Throughout the process, there were many trials that Esias and his new family had to face. Having been in care for six years of his life, he was often worried that he wouldn’t get adopted after all and might end up back with strangers. “He’d had so much rejection that he was worried about these complete strangers taking him in and never giving him back,” said Monique. Esias was searching for stability. Finally, after a year of living in the Hernandez home, his adoption was made official.
The process has been one that Monique and her family have taken in stride. She says, “I didn’t have any expectations. I just went with it and took it one day at a time. We cry when we need to cry, laugh when we need to laugh, and pray when we need to pray. We stayed very flexible. We don’t make decisions or react on emotion. We act on fact. We love the way God has taught us, patient and kind.” This attitude is the one that helped bring this special young man into a family that loves him.

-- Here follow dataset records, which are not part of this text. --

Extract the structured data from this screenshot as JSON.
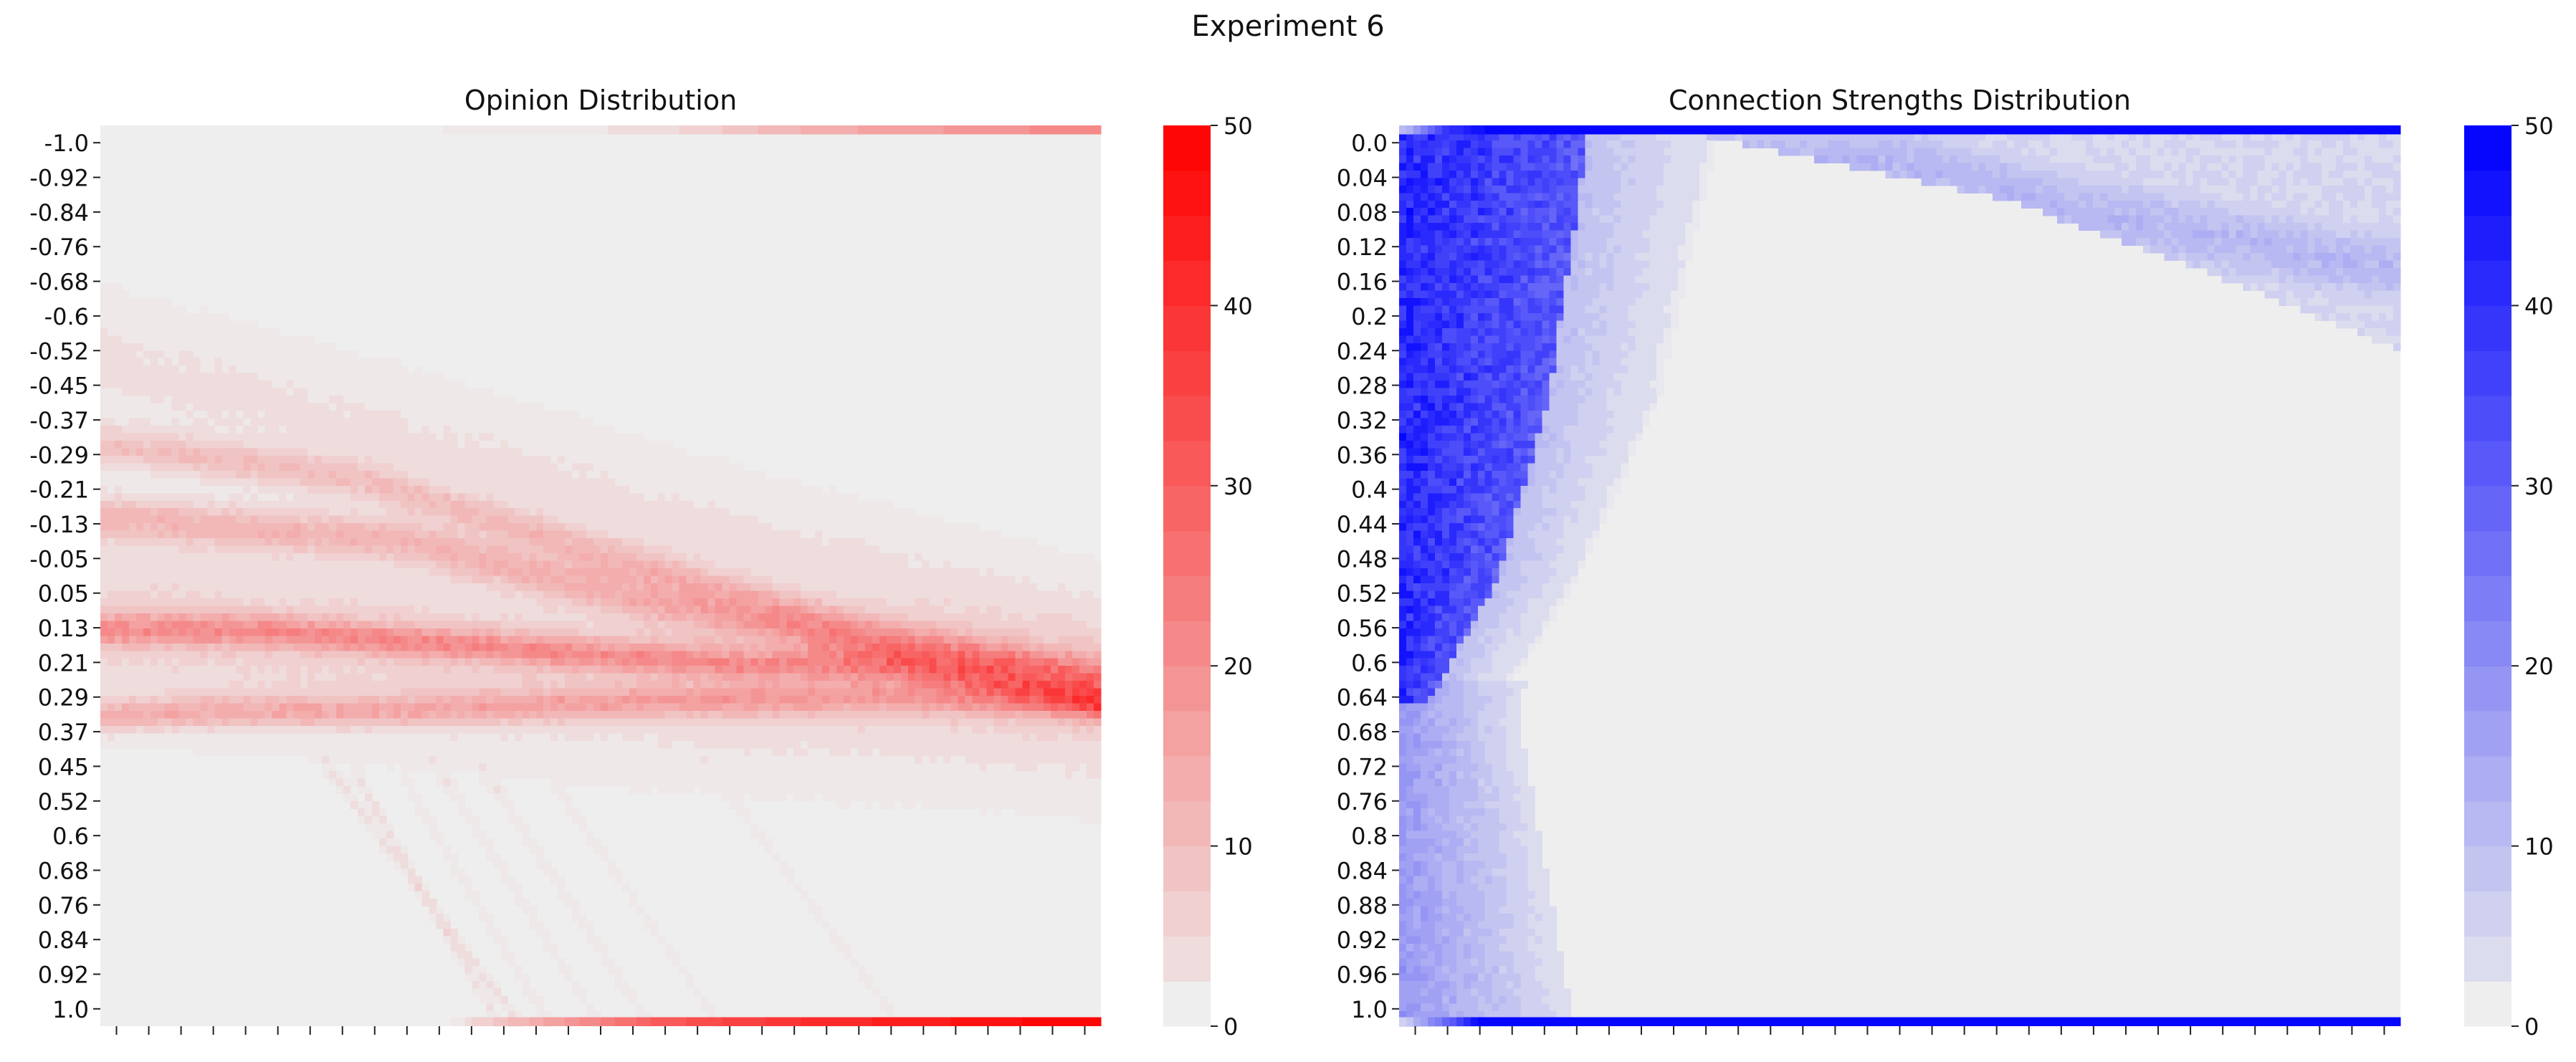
{
  "suptitle": "Experiment 6",
  "chart_data": [
    {
      "type": "heatmap",
      "title": "Opinion Distribution",
      "xlabel": "",
      "ylabel": "",
      "y_tick_labels": [
        "-1.0",
        "-0.92",
        "-0.84",
        "-0.76",
        "-0.68",
        "-0.6",
        "-0.52",
        "-0.45",
        "-0.37",
        "-0.29",
        "-0.21",
        "-0.13",
        "-0.05",
        "0.05",
        "0.13",
        "0.21",
        "0.29",
        "0.37",
        "0.45",
        "0.52",
        "0.6",
        "0.68",
        "0.76",
        "0.84",
        "0.92",
        "1.0"
      ],
      "y_range": [
        -1.0,
        1.0
      ],
      "x_tick_count": 31,
      "x_tick_labels_shown": false,
      "colorbar": {
        "min": 0,
        "max": 50,
        "ticks": [
          "0",
          "10",
          "20",
          "30",
          "40",
          "50"
        ],
        "low_color": "#eeeeee",
        "high_color": "#ff0000"
      },
      "grid": false,
      "features": {
        "edge_bands": [
          {
            "edge": "top",
            "value_curve": [
              [
                0.0,
                0
              ],
              [
                0.3,
                0
              ],
              [
                0.55,
                3
              ],
              [
                0.72,
                14
              ],
              [
                1.0,
                22
              ]
            ]
          },
          {
            "edge": "bottom",
            "value_curve": [
              [
                0.0,
                0
              ],
              [
                0.35,
                0
              ],
              [
                0.38,
                6
              ],
              [
                0.55,
                30
              ],
              [
                0.7,
                40
              ],
              [
                1.0,
                50
              ]
            ]
          }
        ],
        "density_bands": [
          {
            "y_curve": [
              [
                0,
                -0.48
              ],
              [
                0.3,
                -0.3
              ],
              [
                0.6,
                -0.1
              ],
              [
                1,
                0.15
              ]
            ],
            "value": 3,
            "sigma": 0.09
          },
          {
            "y_curve": [
              [
                0,
                -0.29
              ],
              [
                0.25,
                -0.22
              ],
              [
                0.5,
                -0.05
              ],
              [
                0.75,
                0.12
              ],
              [
                1,
                0.22
              ]
            ],
            "value": 9,
            "sigma": 0.03
          },
          {
            "y_curve": [
              [
                0,
                -0.13
              ],
              [
                0.3,
                -0.08
              ],
              [
                0.6,
                0.08
              ],
              [
                0.8,
                0.17
              ],
              [
                1,
                0.24
              ]
            ],
            "value": 11,
            "sigma": 0.035
          },
          {
            "y_curve": [
              [
                0,
                0.12
              ],
              [
                0.15,
                0.12
              ],
              [
                0.4,
                0.16
              ],
              [
                0.65,
                0.2
              ],
              [
                0.8,
                0.2
              ],
              [
                1,
                0.28
              ]
            ],
            "value": 15,
            "sigma": 0.025
          },
          {
            "y_curve": [
              [
                0,
                0.31
              ],
              [
                0.15,
                0.3
              ],
              [
                0.3,
                0.3
              ],
              [
                0.55,
                0.28
              ],
              [
                0.8,
                0.27
              ],
              [
                1,
                0.29
              ]
            ],
            "value": 12,
            "sigma": 0.025
          },
          {
            "y_curve": [
              [
                0,
                0.1
              ],
              [
                0.5,
                0.2
              ],
              [
                0.7,
                0.23
              ],
              [
                0.9,
                0.26
              ],
              [
                1,
                0.28
              ]
            ],
            "value": 6,
            "sigma": 0.12
          },
          {
            "y_curve": [
              [
                0.25,
                -1.0
              ],
              [
                0.5,
                -1.0
              ],
              [
                1,
                -1.0
              ]
            ],
            "value": 0,
            "sigma": 0.01
          }
        ],
        "trails": [
          {
            "start": [
              0.22,
              0.4
            ],
            "end": [
              0.42,
              1.0
            ],
            "value": 3
          },
          {
            "start": [
              0.25,
              0.42
            ],
            "end": [
              0.4,
              1.0
            ],
            "value": 3
          },
          {
            "start": [
              0.3,
              0.44
            ],
            "end": [
              0.45,
              1.0
            ],
            "value": 2
          },
          {
            "start": [
              0.33,
              0.4
            ],
            "end": [
              0.5,
              1.0
            ],
            "value": 2
          },
          {
            "start": [
              0.38,
              0.42
            ],
            "end": [
              0.55,
              1.0
            ],
            "value": 2
          },
          {
            "start": [
              0.45,
              0.45
            ],
            "end": [
              0.62,
              1.0
            ],
            "value": 1
          },
          {
            "start": [
              0.6,
              0.4
            ],
            "end": [
              0.8,
              1.0
            ],
            "value": 1
          }
        ]
      }
    },
    {
      "type": "heatmap",
      "title": "Connection Strengths Distribution",
      "xlabel": "",
      "ylabel": "",
      "y_tick_labels": [
        "0.0",
        "0.04",
        "0.08",
        "0.12",
        "0.16",
        "0.2",
        "0.24",
        "0.28",
        "0.32",
        "0.36",
        "0.4",
        "0.44",
        "0.48",
        "0.52",
        "0.56",
        "0.6",
        "0.64",
        "0.68",
        "0.72",
        "0.76",
        "0.8",
        "0.84",
        "0.88",
        "0.92",
        "0.96",
        "1.0"
      ],
      "y_range": [
        0.0,
        1.0
      ],
      "x_tick_count": 31,
      "x_tick_labels_shown": false,
      "colorbar": {
        "min": 0,
        "max": 50,
        "ticks": [
          "0",
          "10",
          "20",
          "30",
          "40",
          "50"
        ],
        "low_color": "#eeeeee",
        "high_color": "#0000ff"
      },
      "grid": false,
      "features": {
        "edge_bands": [
          {
            "edge": "top",
            "value_curve": [
              [
                0.0,
                8
              ],
              [
                0.05,
                40
              ],
              [
                0.1,
                50
              ],
              [
                1.0,
                50
              ]
            ]
          },
          {
            "edge": "bottom",
            "value_curve": [
              [
                0.0,
                4
              ],
              [
                0.05,
                30
              ],
              [
                0.08,
                50
              ],
              [
                1.0,
                50
              ]
            ]
          }
        ],
        "dense_wedge": {
          "y_top": 0.0,
          "y_bottom": 0.64,
          "left_edge_value": 42,
          "right_boundary": [
            [
              0.0,
              0.19
            ],
            [
              0.3,
              0.15
            ],
            [
              0.5,
              0.1
            ],
            [
              0.64,
              0.03
            ]
          ],
          "outer_boundary": [
            [
              0.0,
              0.32
            ],
            [
              0.3,
              0.26
            ],
            [
              0.5,
              0.18
            ],
            [
              0.64,
              0.1
            ]
          ],
          "outer_value": 8
        },
        "fan_region": {
          "y_top": 0.64,
          "y_bottom": 1.0,
          "origin": [
            0.0,
            0.66
          ],
          "value_near": 18,
          "value_far": 3,
          "x_extent": 0.2
        },
        "upper_right_band": {
          "x_start": 0.3,
          "x_end": 1.0,
          "top_edge": [
            [
              0.3,
              0.0
            ],
            [
              1.0,
              0.0
            ]
          ],
          "bottom_edge": [
            [
              0.3,
              0.01
            ],
            [
              0.6,
              0.08
            ],
            [
              0.8,
              0.16
            ],
            [
              1.0,
              0.25
            ]
          ],
          "value": 5,
          "core_value": 9,
          "core_curve": [
            [
              0.5,
              0.04
            ],
            [
              0.7,
              0.1
            ],
            [
              0.9,
              0.14
            ],
            [
              1.0,
              0.16
            ]
          ]
        }
      }
    }
  ]
}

For Monique, there are so many things about Esias that have changed since he became a part of her family. One of those changes, his name. Esias felt so connected to his new family that he chose a name that meant something to them all. Upon learning he was going to be adopted, Esias told his class at school, “Start calling me Armando because I’m getting adopted on Thursday.” Armando chose his name because it was Monique’s father’s name and it felt like the name he always wanted.
Monique isn’t the only one whose experience with Armando has been something special. Gerardo, Monique’s husband, says Armando is the son he always wanted. There are so many things that they spend time doing together, so many ways that they just “click.” The most spectacular thing about their relationship according to Gerardo? They choose to have it, it is a parent-and-child relationship that was hand-selected, and that means something special to them.
If you ask Monique what Armando is like now, she can’t say enough about her son. “It doesn’t feel like work with him. The way he smiles and lights up when he gets to answer questions about his family and how many siblings he has. It’s indescribable how someone so young can change us and influence us and teach us,” says Monique.
Armando is constantly growing and changing – he is becoming who he was meant to be, and Monique and Gerardo couldn’t be more proud. Monique says it best when she describes how she feels about his presence in their family, “He’s supposed to be here… it’s so hard to find the perfect words, but you don’t have to have a child from the beginning for him to be your child.”